字节的举动是什么呢?他们推出了飞书的OpenClaw插件,火山引擎也跟进了ArkClaw。这些工具虽能用,但并没有显示出强劲的进攻态势。在腾讯门口排队的那周,豆包主App里甚至还没有龙虾的相关入口。

就在这个月,一条人事变动引起了行业的关注。根据《晚点》报道,前DeepSeek的核心研究员郭达雅加入了字节的Seed团队,主要负责Agent方向。他的薪资包接近国内顶尖AI人才的水平。

不过,字节方面否认了“近亿元年薪”的传闻,抖音集团的副总裁李亮在社交平台上表示报道不实,并强调Seed团队的薪酬体系是统一的。

尽管如此,这也间接证明了郭达雅确实入职字节的消息。

虽然具体的薪资数字各有说法,但信息传递的信号非常明确。字节正在为一场新的战斗进行兵员储备,而这场战争并不在聊天框中。

一、Seed团队的背景

要弄明白字节为什么在这个时候引入郭达雅,得先看看Seed团队过去一年的发展历程。

字节Seed成立于2023年,专注于大模型基础研究。2025年2月,前Google Fellow吴永辉加入字节,负责Seed的工作。

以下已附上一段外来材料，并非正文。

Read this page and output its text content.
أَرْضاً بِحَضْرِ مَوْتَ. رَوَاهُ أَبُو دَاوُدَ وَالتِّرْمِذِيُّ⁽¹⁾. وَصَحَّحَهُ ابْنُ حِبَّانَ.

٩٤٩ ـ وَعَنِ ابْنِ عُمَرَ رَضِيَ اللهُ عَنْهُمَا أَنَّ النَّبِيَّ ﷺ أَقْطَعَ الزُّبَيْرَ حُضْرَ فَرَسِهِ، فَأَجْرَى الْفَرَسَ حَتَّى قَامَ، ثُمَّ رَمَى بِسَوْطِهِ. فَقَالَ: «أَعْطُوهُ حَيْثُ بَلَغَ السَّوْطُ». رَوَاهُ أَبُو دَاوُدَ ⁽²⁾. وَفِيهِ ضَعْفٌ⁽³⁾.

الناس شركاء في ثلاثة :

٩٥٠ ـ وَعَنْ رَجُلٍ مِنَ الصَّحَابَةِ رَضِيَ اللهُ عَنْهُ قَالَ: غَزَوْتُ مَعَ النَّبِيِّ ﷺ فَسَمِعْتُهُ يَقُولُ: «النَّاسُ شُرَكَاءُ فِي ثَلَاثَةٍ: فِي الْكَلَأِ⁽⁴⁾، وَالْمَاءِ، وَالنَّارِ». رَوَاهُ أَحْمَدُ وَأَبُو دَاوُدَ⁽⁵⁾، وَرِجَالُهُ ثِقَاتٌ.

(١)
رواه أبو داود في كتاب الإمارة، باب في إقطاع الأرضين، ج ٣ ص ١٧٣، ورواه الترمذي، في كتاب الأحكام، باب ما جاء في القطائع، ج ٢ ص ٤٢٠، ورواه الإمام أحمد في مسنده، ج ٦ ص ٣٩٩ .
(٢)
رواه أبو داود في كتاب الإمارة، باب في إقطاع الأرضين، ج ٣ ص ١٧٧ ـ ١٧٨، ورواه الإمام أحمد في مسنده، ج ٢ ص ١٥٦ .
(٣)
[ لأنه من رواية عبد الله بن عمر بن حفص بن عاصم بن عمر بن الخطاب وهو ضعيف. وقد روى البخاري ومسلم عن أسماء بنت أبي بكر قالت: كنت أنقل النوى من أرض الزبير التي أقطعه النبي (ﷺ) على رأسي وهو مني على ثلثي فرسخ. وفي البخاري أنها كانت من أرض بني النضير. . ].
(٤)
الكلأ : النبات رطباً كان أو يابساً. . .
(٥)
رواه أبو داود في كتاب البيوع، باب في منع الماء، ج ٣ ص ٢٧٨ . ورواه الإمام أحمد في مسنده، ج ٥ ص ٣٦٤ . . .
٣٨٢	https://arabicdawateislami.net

他在谷歌待了17年,最初从事搜索排名工作,后来转向Google Brain,推动深度学习在翻译和搜索中的应用,是谷歌内部技术职级最高的专家之一。

不过,他接手时情况并不简单。这个上千人的团队在追赶中投入了数十亿,终于训练出一款进入国内顶尖水平的基础模型,但不久后便被DeepSeek的小团队的成果打了个措手不及。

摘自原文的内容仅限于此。